Salesforce has targeted mobility for a while, with Salesforce Touch and its HTML5-backed platform for mobile devices, but what is new about Salesforce1 is its focus on app development and the “glue” provided within the platform with an open-API app-first approach to business software. Developing an app that integrates with other services is now easier, requiring fewer resources and less technical skill. More business users can take advantage of these new technological developments, focusing on developing apps that are better aligned with business needs while the infrastructure component is delivered as a service by Salesforce.

Salesforce’s move may fuel growth of the app ecosystem and innovation by business users, increasing the level of functionality that can be achieved using mobile devices. In the banking context, this means more sales and servicing functions are possible on mobile devices: bankers can work more closely with clients by using a mobile device that provides everything they need to serve them, such as originations, service changes, and reporting.

The mobile strategies of banks and Salesforce are now converging, as banks can enable the sales and servicing tools from Salesforce on mobile devices and custom develop them to fit their specific needs.

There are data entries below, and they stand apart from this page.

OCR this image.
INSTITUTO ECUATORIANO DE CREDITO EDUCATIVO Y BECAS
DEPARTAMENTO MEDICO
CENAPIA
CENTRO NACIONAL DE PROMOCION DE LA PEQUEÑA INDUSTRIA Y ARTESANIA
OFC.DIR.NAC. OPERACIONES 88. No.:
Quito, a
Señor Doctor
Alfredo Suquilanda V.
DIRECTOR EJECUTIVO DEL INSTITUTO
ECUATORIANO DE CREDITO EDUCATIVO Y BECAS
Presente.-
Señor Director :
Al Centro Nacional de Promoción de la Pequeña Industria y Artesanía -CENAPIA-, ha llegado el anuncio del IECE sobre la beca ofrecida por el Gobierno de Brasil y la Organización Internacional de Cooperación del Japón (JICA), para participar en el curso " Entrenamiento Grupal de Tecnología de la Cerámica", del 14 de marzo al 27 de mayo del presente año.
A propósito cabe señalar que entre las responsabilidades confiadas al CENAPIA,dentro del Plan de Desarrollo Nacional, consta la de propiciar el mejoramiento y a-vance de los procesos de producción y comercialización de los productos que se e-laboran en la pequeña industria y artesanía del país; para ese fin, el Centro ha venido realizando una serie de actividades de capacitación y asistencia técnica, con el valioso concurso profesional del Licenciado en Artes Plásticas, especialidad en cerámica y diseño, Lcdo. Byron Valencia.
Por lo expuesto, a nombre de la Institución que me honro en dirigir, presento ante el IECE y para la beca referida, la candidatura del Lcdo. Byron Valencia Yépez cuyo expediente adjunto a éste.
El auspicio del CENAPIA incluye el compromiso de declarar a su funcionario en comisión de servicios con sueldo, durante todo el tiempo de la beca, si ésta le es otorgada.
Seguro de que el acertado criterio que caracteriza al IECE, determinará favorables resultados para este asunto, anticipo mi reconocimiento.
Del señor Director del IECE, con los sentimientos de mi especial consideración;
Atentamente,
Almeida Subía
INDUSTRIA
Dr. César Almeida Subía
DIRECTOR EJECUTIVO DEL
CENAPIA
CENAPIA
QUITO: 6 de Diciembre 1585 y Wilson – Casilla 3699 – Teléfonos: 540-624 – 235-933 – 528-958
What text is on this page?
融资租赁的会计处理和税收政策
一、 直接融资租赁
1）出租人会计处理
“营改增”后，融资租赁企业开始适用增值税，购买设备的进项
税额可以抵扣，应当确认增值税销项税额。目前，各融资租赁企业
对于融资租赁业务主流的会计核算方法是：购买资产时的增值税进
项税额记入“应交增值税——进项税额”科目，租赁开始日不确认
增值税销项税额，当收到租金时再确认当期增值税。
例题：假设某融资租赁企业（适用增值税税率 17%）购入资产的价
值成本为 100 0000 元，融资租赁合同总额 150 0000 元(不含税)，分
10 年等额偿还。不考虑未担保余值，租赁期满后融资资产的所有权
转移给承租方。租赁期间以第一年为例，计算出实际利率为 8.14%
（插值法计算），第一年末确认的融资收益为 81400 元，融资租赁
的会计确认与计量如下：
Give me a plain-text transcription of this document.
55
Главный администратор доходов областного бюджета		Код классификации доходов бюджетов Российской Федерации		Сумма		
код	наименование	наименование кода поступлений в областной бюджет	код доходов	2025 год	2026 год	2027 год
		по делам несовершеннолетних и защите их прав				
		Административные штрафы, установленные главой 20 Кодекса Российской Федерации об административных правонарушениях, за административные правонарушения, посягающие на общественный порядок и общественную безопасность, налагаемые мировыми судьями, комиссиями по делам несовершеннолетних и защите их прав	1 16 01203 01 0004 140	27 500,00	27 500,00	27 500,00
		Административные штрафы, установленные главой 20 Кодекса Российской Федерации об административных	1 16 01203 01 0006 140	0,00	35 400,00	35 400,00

Salesforce’s vision is to enable a wide range of functions on mobile devices and minimize the need for laptops, which, despite sounding revolutionary, aligns with the trend toward mobility that is visible across industries. Its platform can be particularly useful for banks that use Salesforce or are considering doing so and are on the path to enabling sales via mobile devices, particularly tablets.

The road to realizing its vision will be long, with many ups and downs, but launching the Salesforce1 platform is definitely a step in the right direction that aligns well with the market. Bankers stand to benefit by building their own custom apps that drive better sales and service effectiveness and developing tools that allow both personalization of services and differentiation in a very competitive market.